Chiediamolo a loro. Per tornare a capire il 25 aprile
Se c’è stato un momento, nella storia dell’Italia, in cui il nostro Paese ha rischiato di perdersi nel gorgo del totalitarismo, sino alla feccia del razzismo antisemita, è proprio quello che paradossalmente coincide con il riscatto democratico, nell’istante preciso in cui tanti giovani hanno detto no. No alla sopraffazione del partito unico. No alla camicia nera. No alla retorica. No alla mancanza di libertà. No al dominio di un uomo solo. Sì al dibattito parlamentare. Sì alla comunità popolare. Sì all’autenticità. Sì ad una casa comune da costruire insieme nel rispetto di valori condivisi.
È stata, quella del 25 aprile 1945, lo ha giustamente ricordato ieri il Presidente della Repubblica, che sempre più si conferma in questo momento di grande incertezza politica il perno essenziale al quale ci dobbiamo affidare, il vero compimento delle battaglie risorgimentali, le stesse che diedero finalmente un corpo fisico a una lingua così bella. Se non avessimo avuto la Resistenza, gli indimenticabili eroi del tricolore sarebbero stati infangati e noi saremmo stati tutti come il ridicolo re che scappa a Brindisi; la macchia del fascismo sarebbe ancora presente alla maniera di un segno indelebile; non avremmo superato, prima ancora che lo choc della tragica guerra, l’incommensurabile vergogna dell’alleanza con Adolf Hitler.

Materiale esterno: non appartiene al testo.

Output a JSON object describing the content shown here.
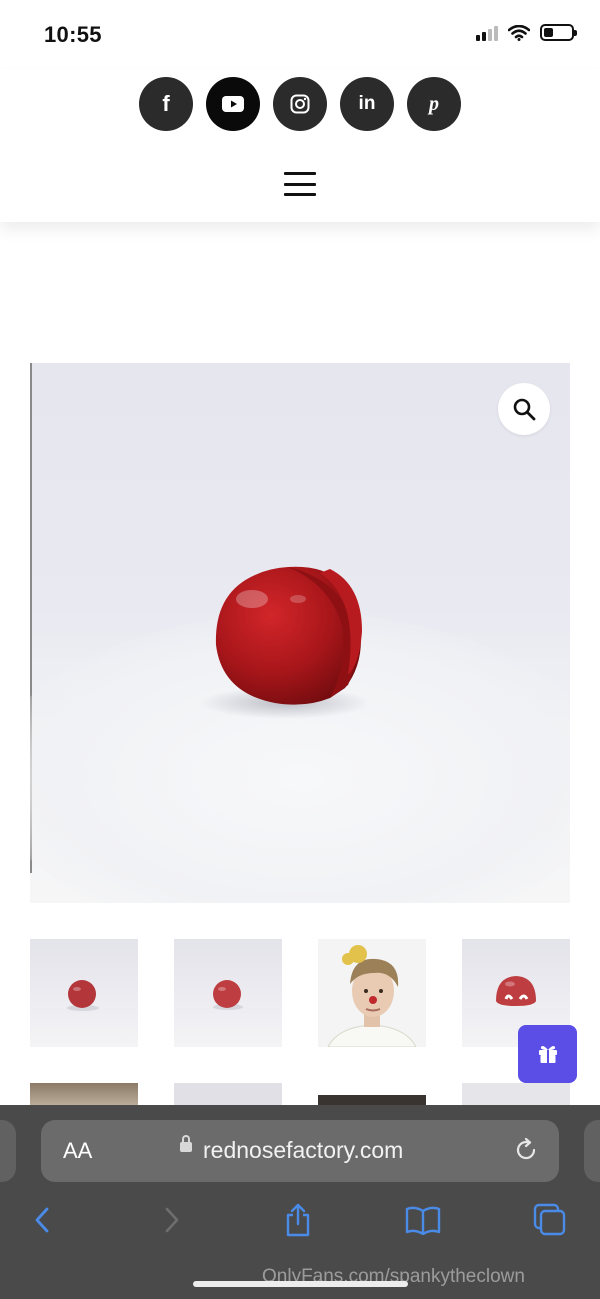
{
  "status_bar": {
    "time": "10:55",
    "icons": [
      "signal-icon",
      "wifi-icon",
      "battery-icon"
    ]
  },
  "header": {
    "social_links": [
      {
        "name": "facebook-icon",
        "glyph": "f"
      },
      {
        "name": "youtube-icon",
        "glyph": "▶"
      },
      {
        "name": "instagram-icon",
        "glyph": ""
      },
      {
        "name": "linkedin-icon",
        "glyph": "in"
      },
      {
        "name": "pinterest-icon",
        "glyph": "p"
      }
    ],
    "menu_icon": "hamburger-menu-icon"
  },
  "product": {
    "zoom_icon": "magnifier-icon",
    "image": "red-clown-nose-photo",
    "thumbnails": [
      "red-nose-thumb",
      "red-nose-thumb",
      "person-with-red-nose-thumb",
      "red-nose-open-thumb"
    ]
  },
  "gift_button": {
    "icon": "gift-icon"
  },
  "browser": {
    "text_size_label": "AA",
    "url": "rednosefactory.com",
    "toolbar_icons": [
      "back-icon",
      "forward-icon",
      "share-icon",
      "bookmarks-icon",
      "tabs-icon"
    ]
  },
  "watermark": "OnlyFans.com/spankytheclown",
  "colors": {
    "social_bg": "#2b2b2b",
    "gift_bg": "#5a4ee6",
    "browser_bar": "#4a4a4a",
    "link_blue": "#4a8be8"
  }
}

Tutto questo io non potevo saperlo quando da bambino fissavo incantato l’immagine un po’ ingiallita di mio nonno fucilato dai nazisti, caduto insieme ad altri nove cittadini italiani sulla strada che da Forlì conduce a Cervia; mi limitavo a scrutare i suoi lineamenti come se fossero le radici di una pianta senza sapere che appartenevano anche a me. Di più: senza rendermi conto del compito che lo sguardo di quell’uomo mi stava silenziosamente consegnando. Sono diventato insegnante e scrittore nel tentativo di dare voce alla tensione febbrile che decifravo nel volto di mia madre, incapace di spiegarmi tutto per filo e per segno come avrei voluto, ma in grado di farmi intuire, seppure in modo oscuro e rabdomantico, che il sacrificio di suo padre non apparteneva soltanto a lui, e certamente non solo alla nostra famiglia, ma chiamava in causa l’intera comunità nazionale.

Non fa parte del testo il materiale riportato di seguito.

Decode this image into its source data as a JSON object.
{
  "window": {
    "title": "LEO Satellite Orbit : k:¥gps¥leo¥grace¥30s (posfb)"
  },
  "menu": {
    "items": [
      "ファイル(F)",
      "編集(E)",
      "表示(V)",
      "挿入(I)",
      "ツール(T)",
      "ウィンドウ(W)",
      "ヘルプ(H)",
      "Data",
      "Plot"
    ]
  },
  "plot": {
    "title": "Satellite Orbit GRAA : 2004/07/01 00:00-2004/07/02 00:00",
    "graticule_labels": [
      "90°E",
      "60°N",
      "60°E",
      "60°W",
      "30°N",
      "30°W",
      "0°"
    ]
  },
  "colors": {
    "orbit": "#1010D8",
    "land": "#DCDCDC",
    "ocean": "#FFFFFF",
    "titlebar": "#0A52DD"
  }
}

La lotta di liberazione antifascista andava oltre gli steccati perché durante la dittatura erano stati lesi i princìpi universali, i valori di base, le strutture portanti del patto sociale, l’essenza stessa della civiltà umana.
È vero che i morti sono tutti uguali: ma il 25 aprile ci spiega, ancora oggi, che alcuni avevano ragione, altri torto. E’ dunque questo il motivo per cui, ogni volta che in occasione della Festa della Liberazione vedo risorgere, come nei giorni scorsi, le divisioni strumentali da una parte o dall’altra, dalla polemica spicciola di contingenza immediata agli antichi nodi ancora intrecciati, non riesco a trattenere lo stupore, prima ancora dello sgomento, come se non volessi ammettere, di fronte a me stesso, che l’uomo ricomincia sempre da capo e ogni generazione è costretta a rifare lo stesso lavoro di chi l’ha preceduta.
Essere cresciuto davanti alle rovine romane mi ha dato un certo disincanto. Devo fare in modo che questo sentimento di vanità nei confronti della storia non si trasformi in accidia. Mi aiutano i ragazzi immigrati. Festeggiando insieme ad alcuni miei scolari l’importante anniversario, mi sono reso conto di quanto fossero preziosi: gli occhi accesi di Aslam, bengalese di Dacca, mentre gli raccontavo cosa fosse stata la Seconda guerra mondiale, evocavano lampi di piena consapevolezza. La serietà di Mohamed, africano della Costa d’Avorio, mentre prendeva atto di quanto accaduto settantatré anni fa in Europa, lasciava intendere una vera comprensione. L’attenzione di Rashid, pachistano di Lahore, nell’istante in cui ho accennato alla Shoah, si è fatta ancora più forte. E allora, se vogliamo capire cosa è stato il 25 aprile per noi e come sarebbe giusto viverlo già il prossimo anno, chiediamolo a loro che non l’hanno ancora avuto.